2015
CAFÉ LA ESPERANZA

Escritor. Autor de La Pluma Más Negra. Socio Nro. 89.067
[email protected]
Twitter: @10Boedo

Innumerables ejemplos hay de que el hincha de San Lorenzo no es igual a los demás. Y uno de los motivos es que donde transitamos, dejamos siempre una huella visible propia de nuestra identidad azulgrana irrefrenable. En esta secuencia de relatos continuamos exhibiendo algunas historias cortas que demuestran que para nosotros San Lorenzo está presente en cualquier situación de vida.

Sentados, ella frente a él. Él frente a ella. Un pocillo de café y un cortado en un jarro son testigos. Sobrecitos de azúcar desmembrados. Los buitres de la desilusión rondan, huelen la masacre, anuncian la ausencia presente.
Ella saca un pañuelo de su cartera. Él mira hacia la puerta. No despega el mentón de la palma de su mano. No separa el codo de la mesa. Disfruta de aquel mecanismo en equilibrio que mitiga un derrumbe espiritual. Ella se sienta erguida. Su rostro primero se llena de pliegues de angustia. Su frente se vuelve un pentagrama mudo hasta que respira hondo, respiran todas las partes de su cuerpo, y logra que su frente se vuelva otra vez una hoja en blanco, una garganta vacía.
Los ojos de él, entonces, enfocan su mirada. Ve cómo la angustia se posa con fuerza sobre esos delicados relieves. Por primera vez, ella deja caer lágrimas pesadísimas. “Llora plomo”, supone él. Después se distrae. Busca en un bolsillo. No saca nada. Por fin lanza sus manos hacia las de enfrente. Intenta el contacto piel a piel. Pero los dedos de ella se contraen y él piensa que en sus manos viven liebres. Sus brazos se apartan y van en busca del pañuelo con el que vuelve a enjuagarse la cara. Él ensaya un movimiento clásico con los dedos suspendidos mientras reproduce en sus labios exagerados y mudos la palabra “café”. Después apoya los antebrazos en la mesa y juega a hacer un avioncito con una servilleta. Se rinde pronto. Se imagina hablándole, diciéndole algo como que la culpa no es de ninguno, que la vida a veces no es como uno quiere, que ya está, que todo está terminado.
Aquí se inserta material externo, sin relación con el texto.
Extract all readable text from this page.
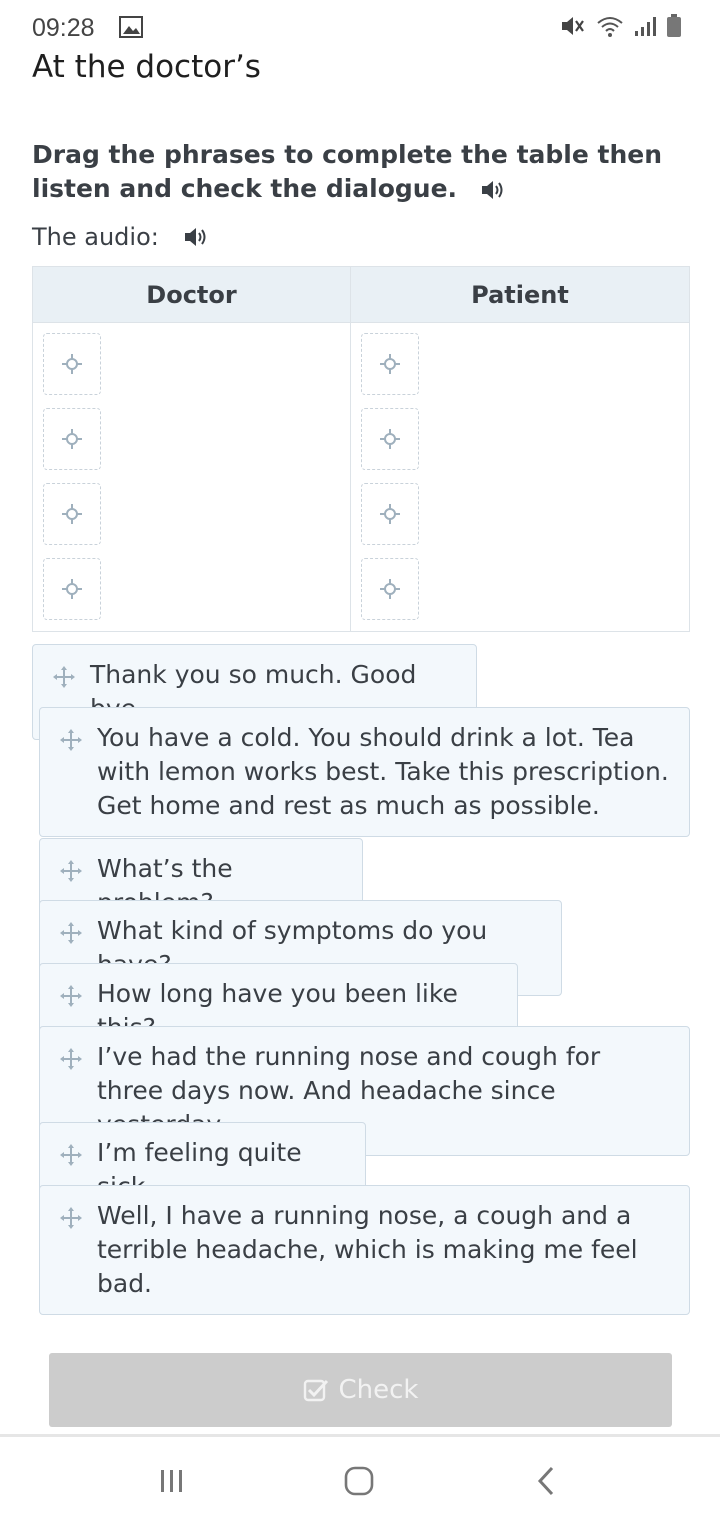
09:28
At the doctor’s
Drag the phrases to complete the table then listen and check the dialogue.
The audio:
Doctor	Patient
Thank you so much. Good
You have a cold. You should drink a lot. Tea with lemon works best. Take this prescription. Get home and rest as much as possible.
What’s the
What kind of symptoms do you
How long have you been like
I’ve had the running nose and cough for three days now. And headache since
I’m feeling quite
Well, I have a running nose, a cough and a terrible headache, which is making me feel bad.
Check
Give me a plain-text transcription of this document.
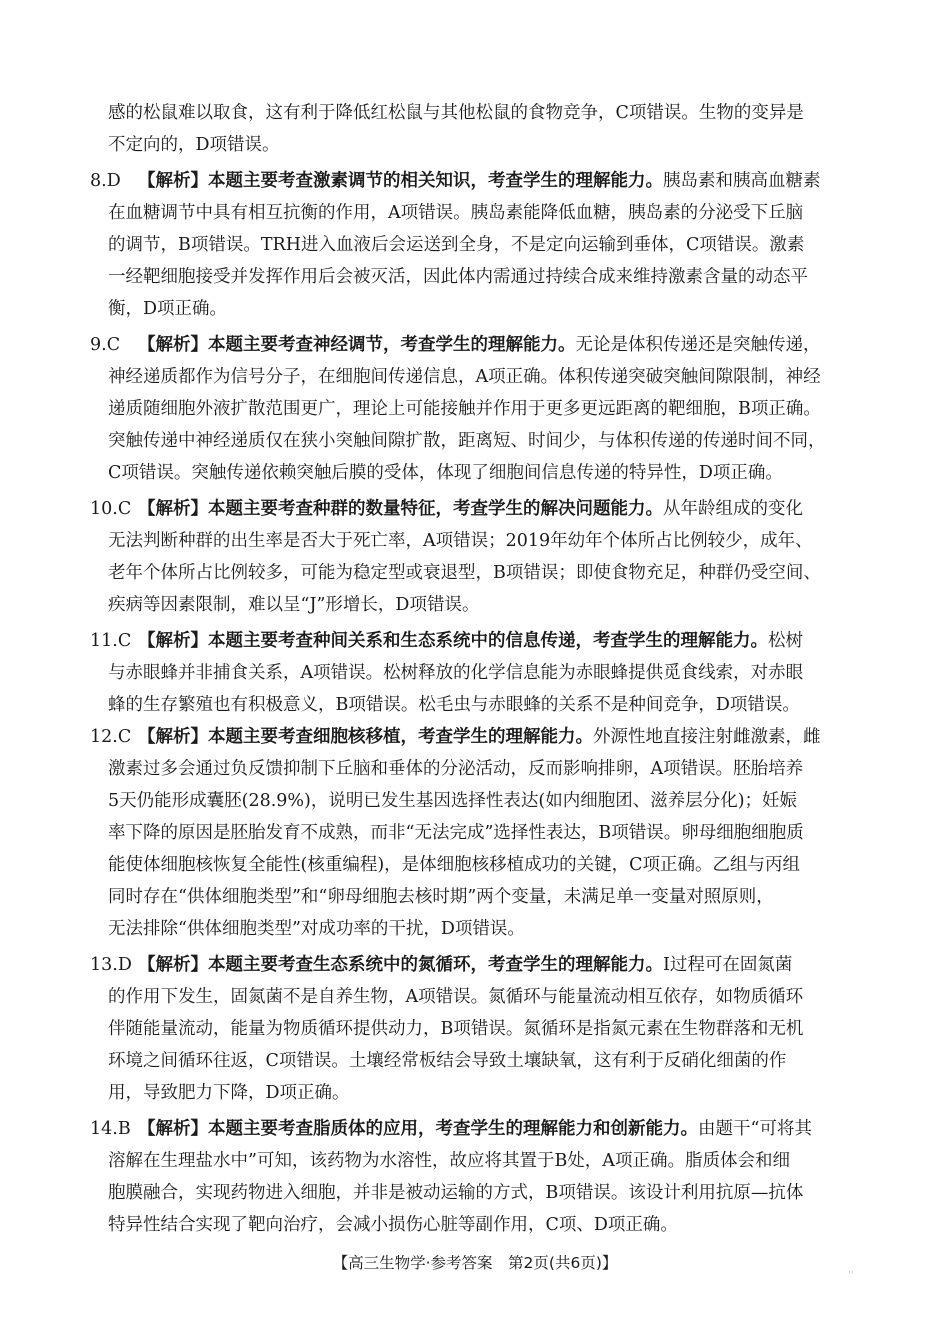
感的松鼠难以取食，这有利于降低红松鼠与其他松鼠的食物竞争，C项错误。生物的变异是
不定向的，D项错误。
8.D 【解析】本题主要考查激素调节的相关知识，考查学生的理解能力。胰岛素和胰高血糖素
在血糖调节中具有相互抗衡的作用，A项错误。胰岛素能降低血糖，胰岛素的分泌受下丘脑
的调节，B项错误。TRH进入血液后会运送到全身，不是定向运输到垂体，C项错误。激素
一经靶细胞接受并发挥作用后会被灭活，因此体内需通过持续合成来维持激素含量的动态平
衡，D项正确。
9.C 【解析】本题主要考查神经调节，考查学生的理解能力。无论是体积传递还是突触传递，
神经递质都作为信号分子，在细胞间传递信息，A项正确。体积传递突破突触间隙限制，神经
递质随细胞外液扩散范围更广，理论上可能接触并作用于更多更远距离的靶细胞，B项正确。
突触传递中神经递质仅在狭小突触间隙扩散，距离短、时间少，与体积传递的传递时间不同，
C项错误。突触传递依赖突触后膜的受体，体现了细胞间信息传递的特异性，D项正确。
10.C 【解析】本题主要考查种群的数量特征，考查学生的解决问题能力。从年龄组成的变化
无法判断种群的出生率是否大于死亡率，A项错误；2019年幼年个体所占比例较少，成年、
老年个体所占比例较多，可能为稳定型或衰退型，B项错误；即使食物充足，种群仍受空间、
疾病等因素限制，难以呈“J”形增长，D项错误。
11.C 【解析】本题主要考查种间关系和生态系统中的信息传递，考查学生的理解能力。松树
与赤眼蜂并非捕食关系，A项错误。松树释放的化学信息能为赤眼蜂提供觅食线索，对赤眼
蜂的生存繁殖也有积极意义，B项错误。松毛虫与赤眼蜂的关系不是种间竞争，D项错误。
12.C 【解析】本题主要考查细胞核移植，考查学生的理解能力。外源性地直接注射雌激素，雌
激素过多会通过负反馈抑制下丘脑和垂体的分泌活动，反而影响排卵，A项错误。胚胎培养
5天仍能形成囊胚(28.9%)，说明已发生基因选择性表达(如内细胞团、滋养层分化)；妊娠
率下降的原因是胚胎发育不成熟，而非“无法完成”选择性表达，B项错误。卵母细胞细胞质
能使体细胞核恢复全能性(核重编程)，是体细胞核移植成功的关键，C项正确。乙组与丙组
同时存在“供体细胞类型”和“卵母细胞去核时期”两个变量，未满足单一变量对照原则，
无法排除“供体细胞类型”对成功率的干扰，D项错误。
13.D 【解析】本题主要考查生态系统中的氮循环，考查学生的理解能力。Ⅰ过程可在固氮菌
的作用下发生，固氮菌不是自养生物，A项错误。氮循环与能量流动相互依存，如物质循环
伴随能量流动，能量为物质循环提供动力，B项错误。氮循环是指氮元素在生物群落和无机
环境之间循环往返，C项错误。土壤经常板结会导致土壤缺氧，这有利于反硝化细菌的作
用，导致肥力下降，D项正确。
14.B 【解析】本题主要考查脂质体的应用，考查学生的理解能力和创新能力。由题干“可将其
溶解在生理盐水中”可知，该药物为水溶性，故应将其置于B处，A项正确。脂质体会和细
胞膜融合，实现药物进入细胞，并非是被动运输的方式，B项错误。该设计利用抗原—抗体
特异性结合实现了靶向治疗，会减小损伤心脏等副作用，C项、D项正确。
【高三生物学·参考答案　第2页(共6页)】
··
Pero en su cabeza suena tan estúpido que prefiere no emitir sonido.
Entonces ella se levanta y va hacia el baño con determinación. Él la ve irse. Cintura ofendida, indignación femenina. En su ausencia, se hunde en la silla. Se desarma. Suelta la palma de la mano derecha que cae como un telón sobre su rostro, desde arriba hacia abajo, como si pudiera cambiar la escena. Pero nada cambia. Vuelve a incorporarse. Revuelve el café. Intuye el fin del silencio, huele a tormenta.
Ella sale del baño. Su cabeza erguida, su sonrisa dibujada, su vista en lo profundo. Desde lo alto, de reojo, controla cada reacción masculina. Vuelve con un aura distinta. No lo mira. Él no deja de mirarla. Ella se sienta y pide otro cortado, esta vez, mitad y mitad. Suelta su mirada como si tuviera un piolín; mirada saltarina que se pasea como un colibrí, de aquí para allá, suspendida por momentos, esquiva siempre, hasta que tira y la guarda de nuevo, celosa, tímida, en algún bolsillo del alma.
Pero algo duele.
Se rompe la noche.
–Romi, ya está, tenés que aceptarlo. Cuando algo se termina, se termina.
Ella no reacciona ante sus palabras. No deja que aquel puñal helado se hunda. Aunque algo duela. Extrae de su cartera un espejo miniatura. Se mira. Se mira bien. Allí busca algo. Algo que no duela. Allí se protege, se rearma, se proyecta, se lanza filosa y letal.
–Salimos campeones igual –no puede evitar el quiebre en la voz al final de su frase. –Ni vos y tu pesimismo, ni el Turu Flores, ni nadie lo va a impedir.
Paga él.
Catorce días después, en Rosario, paga ella y se besan apasionadamente.